Neben Leipzig ist Gladbach die Mannschaft, die in dieser Saison am häufigsten durch Umstellungen in der Halbzeit ein Spiel komplett verändert hat. #F95BMG war da mal wieder ein Beispiel.
— Max-Jacob Ost (@GNetzer) February 15, 2020
Die Borussia hat unter Marco Rose eine neue Qualität: nämlich auch dann Spiele zu gewinnen, wenn es Phasen der fehlenden Souveränität gibt. Es läuft schlicht nicht alles perfekt, aber doch schafft es der Trainer die entsprechenden Stellschrauben zu drehen, um dem eigens auferlegten Credo zu folgen: Wir wollen Spiele gewinnen. Mit taktischen Kniffen, wie zuletzt in Düsseldorf oder Leipzig, und individuellen Ansprachen wird viel aus der Mannschaft und den einzelnen Spielern herausgeholt. Jonas Hofmann brilliert in einer neuen Position, Florian Neuhaus wirkt seit seinem Traumtor gegen Mainz äußerst selbstbewusst, und Marcus Thuram meldet sich nach einem Formtief wieder zurück. Kurz und knapp: es ist eine stetig fortschreitende Entwicklung zu erkennen.

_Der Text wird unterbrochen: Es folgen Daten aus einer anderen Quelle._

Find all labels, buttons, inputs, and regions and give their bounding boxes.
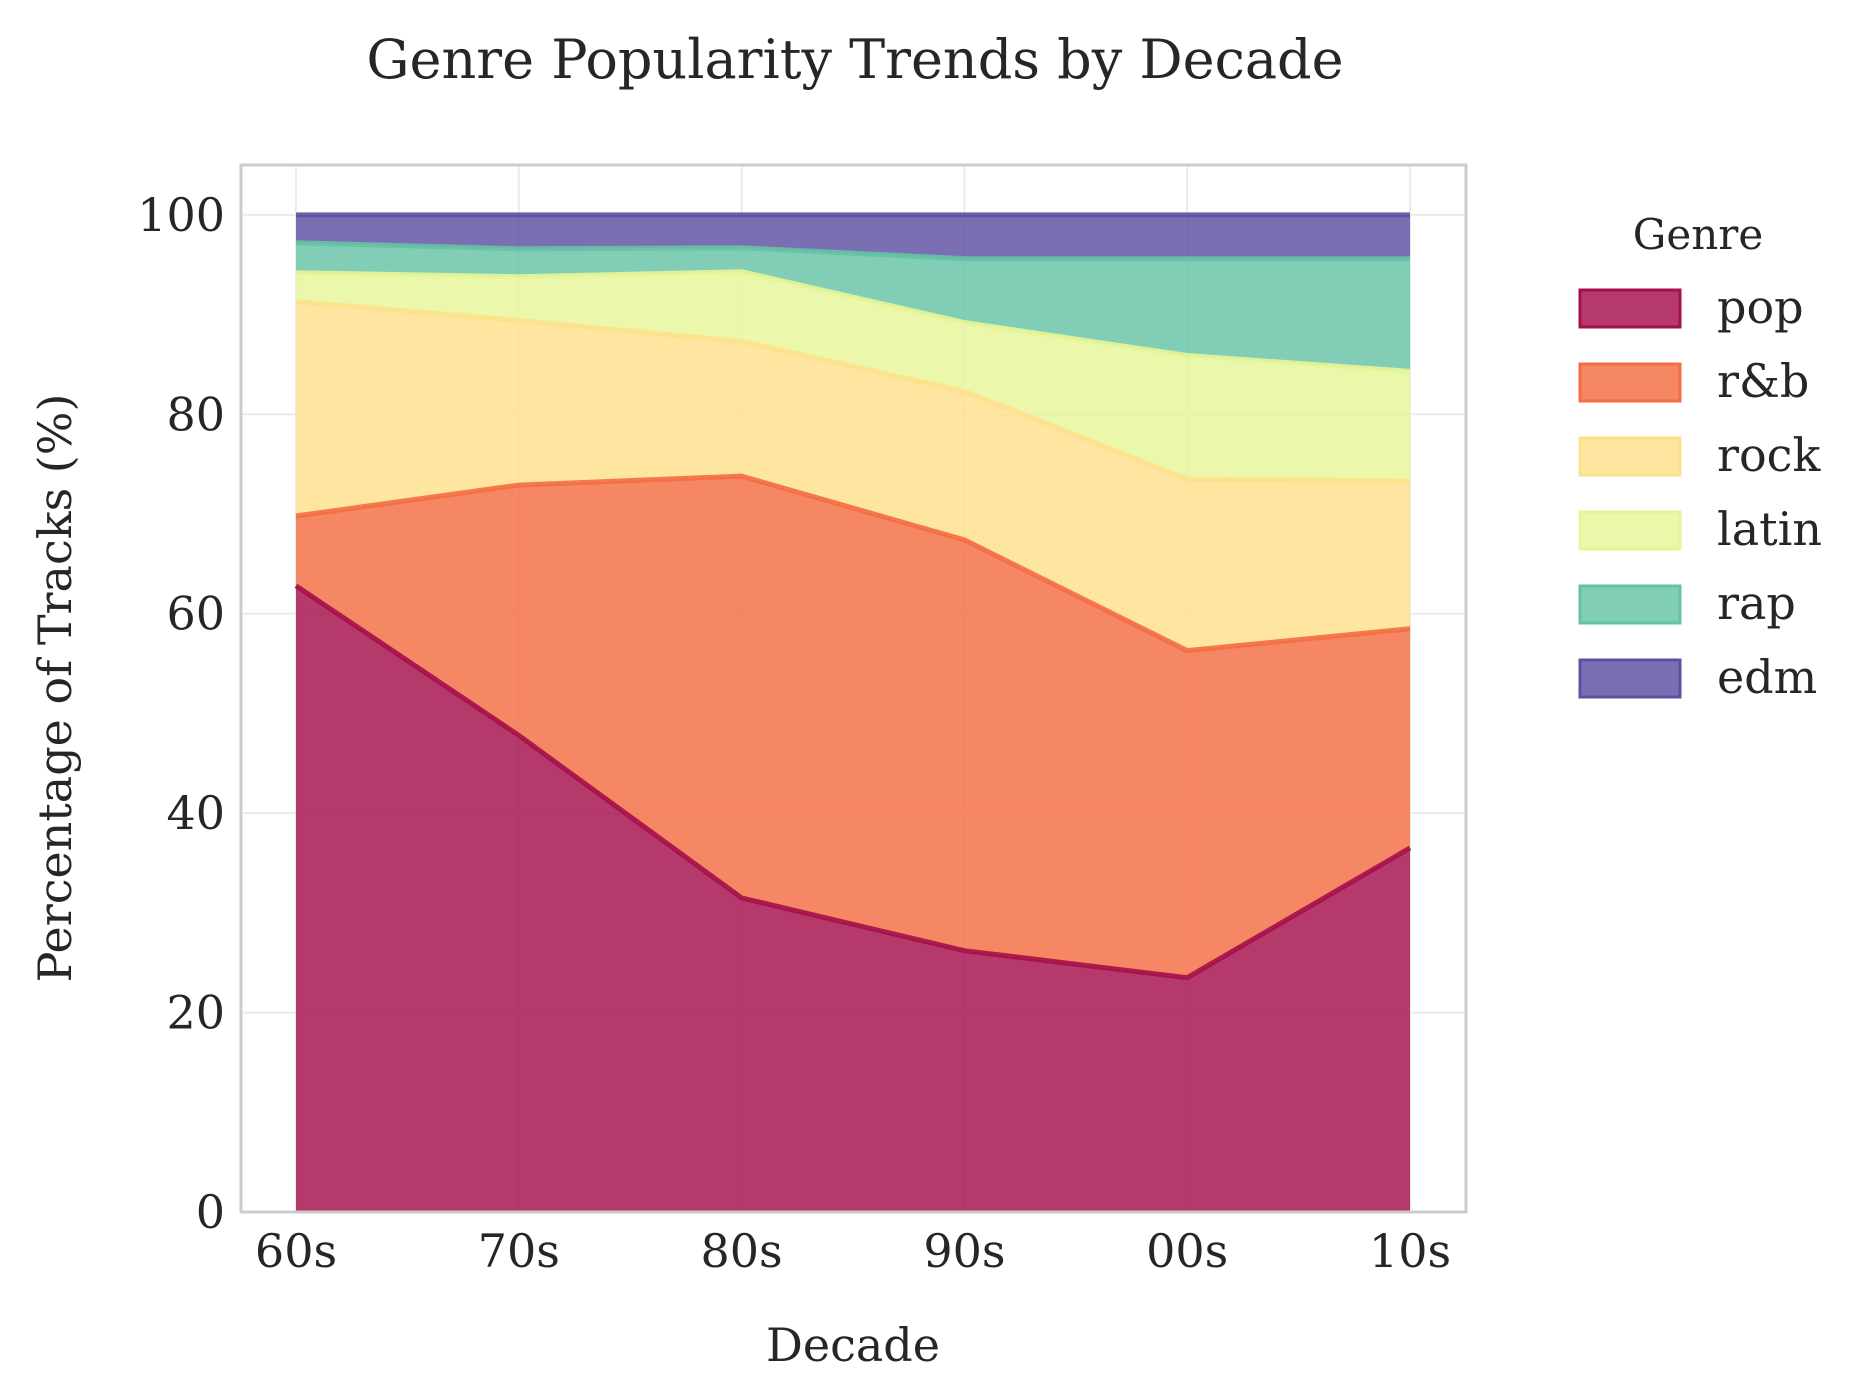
legend-label-pop: pop	[1717, 280, 1804, 334]
x-tick-label: 70s	[478, 1224, 560, 1278]
y-tick-label: 0	[196, 1185, 225, 1239]
legend: Genre pop r&b rock latin rap edm	[1578, 210, 1822, 704]
area-edge-rap	[295, 240, 1410, 262]
legend-items: pop r&b rock latin rap edm	[1578, 280, 1822, 704]
area-edge-rb	[295, 473, 1411, 654]
legend-swatch-rap	[1578, 584, 1682, 625]
legend-swatch-pop	[1578, 288, 1682, 329]
legend-label-edm: edm	[1717, 650, 1817, 704]
y-tick-label: 80	[166, 387, 225, 441]
x-axis-ticks: 60s 70s 80s 90s 00s 10s	[255, 1224, 1451, 1278]
area-edge-pop	[294, 583, 1412, 981]
legend-label-rb: r&b	[1717, 354, 1809, 408]
y-tick-label: 40	[166, 786, 225, 840]
y-tick-label: 100	[137, 188, 225, 242]
y-axis-label: Percentage of Tracks (%)	[28, 394, 82, 983]
y-tick-label: 20	[166, 986, 225, 1040]
area-edges	[294, 212, 1412, 981]
chart-title: Genre Popularity Trends by Decade	[366, 28, 1343, 91]
y-axis-ticks: 0 20 40 60 80 100	[137, 188, 225, 1239]
x-tick-label: 90s	[923, 1224, 1005, 1278]
y-tick-label: 60	[166, 587, 225, 641]
legend-swatch-edm	[1578, 658, 1682, 699]
x-tick-label: 00s	[1146, 1224, 1228, 1278]
legend-swatch-rb	[1578, 362, 1682, 403]
legend-title: Genre	[1633, 210, 1763, 259]
legend-swatch-latin	[1578, 510, 1682, 551]
x-tick-label: 60s	[255, 1224, 337, 1278]
area-rb	[296, 476, 1410, 978]
plot-frame	[239, 163, 1468, 1214]
x-tick-label: 10s	[1369, 1224, 1451, 1278]
area-pop	[296, 585, 1410, 1212]
area-edge-rock	[295, 299, 1411, 484]
legend-label-latin: latin	[1717, 502, 1822, 556]
legend-label-rap: rap	[1717, 576, 1796, 630]
area-rock	[296, 301, 1410, 651]
x-axis-label: Decade	[766, 1318, 940, 1372]
area-edge-latin	[295, 269, 1411, 374]
x-tick-label: 80s	[701, 1224, 783, 1278]
legend-label-rock: rock	[1717, 428, 1821, 482]
legend-swatch-rock	[1578, 436, 1682, 477]
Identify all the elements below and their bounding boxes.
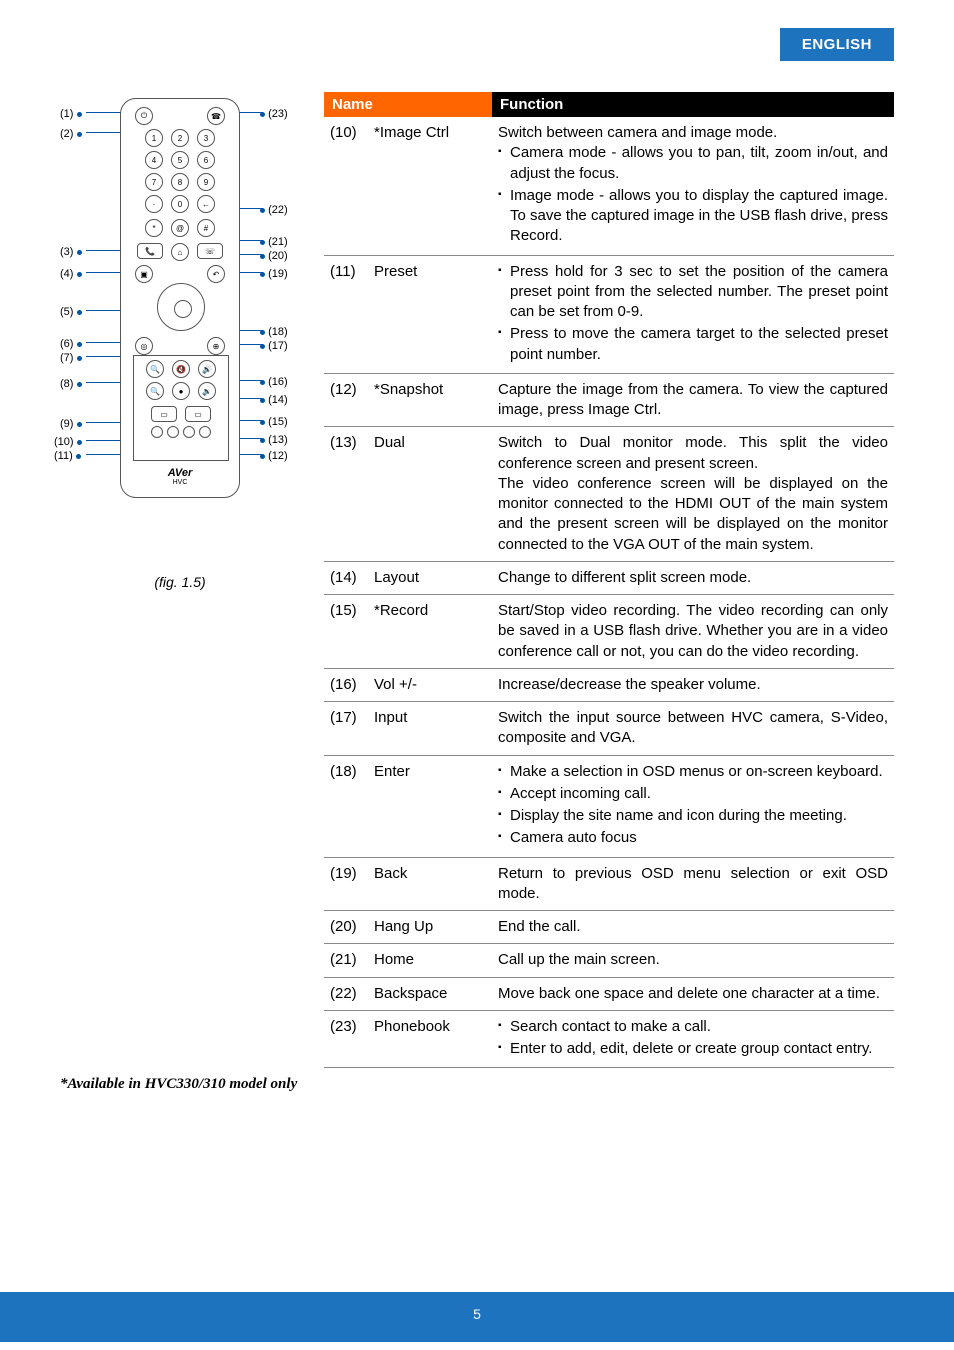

Optimierung statt Status Quo halten
„Die Fans sollen sich mit dem, was sie auf dem Platz sehen, total identifizieren.“, sagte Marco Rose bei seiner Vorstellung. Mit einem kurzen Rückblick wird eventuell deutlich was in so kurzer Zeit erreicht wurde. Im vergangenen Jahr ging die Borussia innerhalb einer Viertelstunde in Düsseldorf unter. Damals war das der Tiefpunkt einer äußerst schwachen Rückrunde. Das Spielsystem wurde nicht angetastet, während ein Matthias Ginter im Interview davon sprach, dass ein Plan B fehle. In der Öffentlichkeit wurden immer wieder die Spieler in die Pflicht genommen, und wenig Verständnis für die Unzufriedenheit der Fans aufgebracht. Letzten Endes war auch die Ansprache eine ganz andere. Damals wurde der Status Quo verteidigt, heute wird die Performance stetig optimiert. Ein Beispiel: Marco Rose wütete auf dem Trainingsplatz, weil er es nicht ertragen konnte, dass seine Spieler im Training nachließen.
Es läuft noch längst nicht alles perfekt, wie die Leistungen und das Aus in der Europa League gezeigt haben. Es sollte aber auch nicht unterschlagen werden, dass Marco Rose immer noch in seinem ersten Jahr als Bundesliga-Trainer ist. Insgesamt lässt sich feststellen, dass noch viel ungenutztes Potential in Mannschaft und auch dem Trainer liegt. Die Hoffnung vieler Fans ist groß, dass die Borussia wieder Ziele erreicht, die über 25 Jahre nicht mehr denkbar waren. Max Eberl würde sagen: „Ich will mit Gladbach mal „etwas Blechernes“ in die Luft stemmen.“ Dazu gehört natürlich eine riesige Portion Glück, wie das Auswärtsspiel in Düsseldorf gezeigt hat. Das Ergebnis ist nicht ganz leistungsgerecht, aber doch schon nach der taktischen Umstellung verdient. Das ist eben die neue Qualität der Borussia.